While also working on new varietal traits, Americot is working to respond to another need of the cotton industry: an additional, affordable option for weed control, as some popular herbicides will not work in all situations.

“The problem of weed resistance has taught the cotton industry that sometimes you have to go backward to move forward,” Littlefield says. “Cotton growers in the past couple of years have taken a step back and are once again concentrating of basic field preparation, such as using ‚Äòyellow‚Äô herbicides (trifluralins) early to get a good clean start.

Littlefield acknowledges the major chemical companies, such as Monsanto, Bayer and BASF, have done a good job of re-educating growers on how to start clean and stay clean by using residual chemistries and other field preparation techniques to preserve and extend the life of new seed technologies.

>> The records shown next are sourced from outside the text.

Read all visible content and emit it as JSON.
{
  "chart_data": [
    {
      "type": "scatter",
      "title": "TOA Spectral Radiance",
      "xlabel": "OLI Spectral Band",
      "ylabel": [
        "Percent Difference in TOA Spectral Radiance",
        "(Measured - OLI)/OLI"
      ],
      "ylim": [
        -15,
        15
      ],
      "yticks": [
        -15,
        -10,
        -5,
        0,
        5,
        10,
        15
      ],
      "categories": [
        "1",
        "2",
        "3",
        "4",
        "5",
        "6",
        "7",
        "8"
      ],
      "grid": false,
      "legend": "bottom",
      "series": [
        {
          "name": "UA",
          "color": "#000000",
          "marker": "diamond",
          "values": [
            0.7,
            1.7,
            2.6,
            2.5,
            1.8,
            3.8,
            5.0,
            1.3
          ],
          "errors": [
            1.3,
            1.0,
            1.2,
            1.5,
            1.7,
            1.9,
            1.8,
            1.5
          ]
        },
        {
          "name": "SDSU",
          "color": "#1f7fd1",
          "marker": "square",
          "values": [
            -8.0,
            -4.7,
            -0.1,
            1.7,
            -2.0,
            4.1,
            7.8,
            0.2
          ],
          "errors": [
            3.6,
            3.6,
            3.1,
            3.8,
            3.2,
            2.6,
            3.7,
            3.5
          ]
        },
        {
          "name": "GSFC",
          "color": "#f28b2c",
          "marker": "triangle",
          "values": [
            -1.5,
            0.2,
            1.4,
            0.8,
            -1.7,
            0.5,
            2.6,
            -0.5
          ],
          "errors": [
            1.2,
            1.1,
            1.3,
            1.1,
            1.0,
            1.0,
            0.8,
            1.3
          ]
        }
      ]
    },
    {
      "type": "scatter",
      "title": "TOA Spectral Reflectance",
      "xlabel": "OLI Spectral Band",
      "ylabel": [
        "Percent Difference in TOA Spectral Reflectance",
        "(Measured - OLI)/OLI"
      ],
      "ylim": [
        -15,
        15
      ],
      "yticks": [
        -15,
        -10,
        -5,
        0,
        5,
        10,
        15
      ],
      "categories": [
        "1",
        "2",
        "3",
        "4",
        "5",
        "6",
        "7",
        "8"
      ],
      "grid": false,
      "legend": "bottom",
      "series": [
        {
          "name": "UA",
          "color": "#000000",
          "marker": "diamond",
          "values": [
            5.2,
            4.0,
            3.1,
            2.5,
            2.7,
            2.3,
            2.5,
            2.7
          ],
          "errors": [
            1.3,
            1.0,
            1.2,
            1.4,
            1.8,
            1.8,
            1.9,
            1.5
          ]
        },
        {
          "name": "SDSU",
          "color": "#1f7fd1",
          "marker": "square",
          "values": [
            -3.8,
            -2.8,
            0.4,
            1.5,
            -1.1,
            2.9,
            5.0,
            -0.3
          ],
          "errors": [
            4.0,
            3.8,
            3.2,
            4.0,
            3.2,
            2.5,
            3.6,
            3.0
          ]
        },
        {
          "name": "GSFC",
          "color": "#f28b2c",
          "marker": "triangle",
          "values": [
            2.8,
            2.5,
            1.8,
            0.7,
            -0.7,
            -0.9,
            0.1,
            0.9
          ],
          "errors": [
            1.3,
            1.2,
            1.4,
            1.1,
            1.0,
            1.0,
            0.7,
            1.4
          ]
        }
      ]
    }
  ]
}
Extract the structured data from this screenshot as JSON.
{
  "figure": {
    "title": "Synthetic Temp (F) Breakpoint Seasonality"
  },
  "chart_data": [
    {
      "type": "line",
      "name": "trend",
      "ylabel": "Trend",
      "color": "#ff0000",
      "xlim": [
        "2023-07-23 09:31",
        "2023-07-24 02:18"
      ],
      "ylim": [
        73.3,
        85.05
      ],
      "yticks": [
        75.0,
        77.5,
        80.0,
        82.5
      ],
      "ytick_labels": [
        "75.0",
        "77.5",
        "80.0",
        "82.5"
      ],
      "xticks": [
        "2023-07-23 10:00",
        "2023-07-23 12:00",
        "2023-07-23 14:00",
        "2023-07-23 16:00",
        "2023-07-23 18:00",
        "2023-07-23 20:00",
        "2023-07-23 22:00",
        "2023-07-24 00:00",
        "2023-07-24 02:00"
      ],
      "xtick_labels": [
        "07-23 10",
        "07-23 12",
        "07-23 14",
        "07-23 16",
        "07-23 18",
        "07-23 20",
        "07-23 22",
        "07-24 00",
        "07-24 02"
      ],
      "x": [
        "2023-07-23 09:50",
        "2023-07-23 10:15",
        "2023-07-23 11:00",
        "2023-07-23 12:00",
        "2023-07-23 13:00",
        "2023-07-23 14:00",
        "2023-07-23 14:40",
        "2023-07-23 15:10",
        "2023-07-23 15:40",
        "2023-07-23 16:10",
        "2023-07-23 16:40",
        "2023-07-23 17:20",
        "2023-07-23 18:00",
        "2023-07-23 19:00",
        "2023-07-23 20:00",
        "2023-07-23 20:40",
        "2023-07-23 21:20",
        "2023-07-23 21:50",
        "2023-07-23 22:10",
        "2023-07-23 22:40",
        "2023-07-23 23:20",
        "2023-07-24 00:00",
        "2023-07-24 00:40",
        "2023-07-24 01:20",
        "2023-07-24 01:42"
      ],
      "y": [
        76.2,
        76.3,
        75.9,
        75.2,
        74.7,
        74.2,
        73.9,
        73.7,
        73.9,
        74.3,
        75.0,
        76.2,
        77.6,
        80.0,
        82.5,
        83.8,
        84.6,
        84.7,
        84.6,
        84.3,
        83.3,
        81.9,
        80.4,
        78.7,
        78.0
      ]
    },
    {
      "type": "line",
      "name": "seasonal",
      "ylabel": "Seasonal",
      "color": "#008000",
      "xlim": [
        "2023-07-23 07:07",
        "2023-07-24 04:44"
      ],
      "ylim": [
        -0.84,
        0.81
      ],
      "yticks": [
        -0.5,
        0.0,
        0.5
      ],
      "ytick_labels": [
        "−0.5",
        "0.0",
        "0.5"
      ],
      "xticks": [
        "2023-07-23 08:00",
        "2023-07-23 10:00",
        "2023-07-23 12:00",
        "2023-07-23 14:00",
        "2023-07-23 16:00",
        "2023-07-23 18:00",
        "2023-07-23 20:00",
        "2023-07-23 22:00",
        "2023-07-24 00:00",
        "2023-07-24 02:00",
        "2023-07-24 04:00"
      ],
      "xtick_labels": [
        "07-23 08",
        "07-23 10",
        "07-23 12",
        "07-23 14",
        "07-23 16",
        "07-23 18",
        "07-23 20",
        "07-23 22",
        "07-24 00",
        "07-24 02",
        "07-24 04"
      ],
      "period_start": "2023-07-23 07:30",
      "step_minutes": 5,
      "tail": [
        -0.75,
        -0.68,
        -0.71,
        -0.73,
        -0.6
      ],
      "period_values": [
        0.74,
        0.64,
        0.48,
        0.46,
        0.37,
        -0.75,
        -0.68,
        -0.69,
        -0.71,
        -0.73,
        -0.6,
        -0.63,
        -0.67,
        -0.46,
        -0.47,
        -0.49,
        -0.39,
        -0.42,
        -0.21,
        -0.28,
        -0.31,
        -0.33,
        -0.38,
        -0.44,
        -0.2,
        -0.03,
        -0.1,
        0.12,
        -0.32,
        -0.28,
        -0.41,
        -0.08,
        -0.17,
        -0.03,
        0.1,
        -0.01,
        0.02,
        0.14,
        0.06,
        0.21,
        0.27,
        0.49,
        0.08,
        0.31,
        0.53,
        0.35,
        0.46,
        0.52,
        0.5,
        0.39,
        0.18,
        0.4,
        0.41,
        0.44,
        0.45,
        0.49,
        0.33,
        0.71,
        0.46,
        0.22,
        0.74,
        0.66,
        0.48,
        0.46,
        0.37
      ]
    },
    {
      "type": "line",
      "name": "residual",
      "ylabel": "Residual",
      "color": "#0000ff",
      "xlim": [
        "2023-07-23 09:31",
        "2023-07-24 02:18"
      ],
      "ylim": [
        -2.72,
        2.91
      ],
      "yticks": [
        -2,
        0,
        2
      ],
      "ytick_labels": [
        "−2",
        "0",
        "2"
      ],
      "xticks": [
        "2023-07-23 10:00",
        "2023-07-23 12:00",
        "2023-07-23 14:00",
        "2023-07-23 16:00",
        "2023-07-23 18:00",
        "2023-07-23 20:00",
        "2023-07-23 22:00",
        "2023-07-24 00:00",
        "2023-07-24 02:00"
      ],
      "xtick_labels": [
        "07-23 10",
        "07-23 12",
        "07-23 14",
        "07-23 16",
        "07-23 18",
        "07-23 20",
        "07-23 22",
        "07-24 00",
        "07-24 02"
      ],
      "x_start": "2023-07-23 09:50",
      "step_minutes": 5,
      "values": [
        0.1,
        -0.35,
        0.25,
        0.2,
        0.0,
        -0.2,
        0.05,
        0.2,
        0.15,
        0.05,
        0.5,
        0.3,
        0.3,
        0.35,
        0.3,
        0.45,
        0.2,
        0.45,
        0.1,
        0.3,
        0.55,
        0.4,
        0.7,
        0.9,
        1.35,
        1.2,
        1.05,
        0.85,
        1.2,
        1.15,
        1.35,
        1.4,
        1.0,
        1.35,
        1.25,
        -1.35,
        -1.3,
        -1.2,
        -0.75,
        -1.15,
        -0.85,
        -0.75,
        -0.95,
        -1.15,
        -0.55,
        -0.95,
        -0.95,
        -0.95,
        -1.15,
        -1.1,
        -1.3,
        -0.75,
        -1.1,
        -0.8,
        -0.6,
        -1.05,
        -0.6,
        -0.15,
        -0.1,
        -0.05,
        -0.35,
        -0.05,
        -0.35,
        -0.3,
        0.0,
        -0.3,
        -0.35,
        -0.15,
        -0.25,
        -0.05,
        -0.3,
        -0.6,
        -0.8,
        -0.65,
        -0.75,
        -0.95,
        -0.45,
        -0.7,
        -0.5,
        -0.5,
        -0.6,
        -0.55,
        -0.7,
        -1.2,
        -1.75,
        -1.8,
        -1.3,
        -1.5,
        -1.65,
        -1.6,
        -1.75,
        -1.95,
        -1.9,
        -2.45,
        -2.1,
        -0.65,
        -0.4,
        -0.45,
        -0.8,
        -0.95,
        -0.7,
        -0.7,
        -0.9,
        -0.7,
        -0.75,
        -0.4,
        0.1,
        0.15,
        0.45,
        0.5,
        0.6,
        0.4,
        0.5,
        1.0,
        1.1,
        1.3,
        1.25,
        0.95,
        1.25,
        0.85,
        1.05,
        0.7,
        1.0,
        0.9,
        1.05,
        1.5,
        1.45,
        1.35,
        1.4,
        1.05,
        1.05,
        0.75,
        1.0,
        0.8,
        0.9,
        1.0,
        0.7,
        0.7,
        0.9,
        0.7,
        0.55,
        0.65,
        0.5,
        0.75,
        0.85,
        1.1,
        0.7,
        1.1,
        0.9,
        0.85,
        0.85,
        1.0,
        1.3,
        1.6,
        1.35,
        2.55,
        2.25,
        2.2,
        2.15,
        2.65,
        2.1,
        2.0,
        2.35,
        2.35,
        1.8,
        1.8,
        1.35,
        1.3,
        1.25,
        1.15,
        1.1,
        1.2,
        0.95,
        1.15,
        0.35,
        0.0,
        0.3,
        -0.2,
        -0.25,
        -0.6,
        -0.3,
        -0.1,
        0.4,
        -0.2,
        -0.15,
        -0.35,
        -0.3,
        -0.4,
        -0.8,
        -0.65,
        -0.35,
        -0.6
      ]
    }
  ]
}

“We have to go back and do some of the things that once were done with conventional cotton to protect new technologies while keeping weed escapes to a minimum,” he says.

The Downstream Push

The continued popularity of cotton as a utilitarian fabric and a viable field crop in the United States is largely the result of check-off dollars put to work by organizations such as The Cotton Board, the NCC and Cotton, Inc.

Based in Memphis, Tenn., The Cotton Board is the oversight and administrative arm of the Cotton Research & Promotion Program, representing U.S. upland cotton. The Cotton Board is responsible for providing the program with strategic leadership and oversight of the economic resources devoted to the program.

To fund the program, The Cotton Board collects a per bale assessment on all upland cotton harvested and ginned in the United States, as well as an importer assessment on the cotton content of all upland cotton products imported into the United States. The Cotton Board contracts with Cotton Inc. to carry out the research and promotion activities for U.S. producers and importers of cotton.

While Cotton Inc. is consumer and trade focused, it is a charged function of The Cotton Board’s mission to keep U.S. producers and importers of cotton informed on the innovative developments stemming from the Cotton Research & Promotion Program.

Cotton Inc.’s world headquarters and research center is located in Cary, N.C., and its consumer marketing headquarters is located in New York, N.Y. Supporting offices are located around the globe in Mexico City, Osaka, Shanghai and Hong Kong.

These groups work night and day to ensure cotton continues to be “The Fabric of Our Lives.”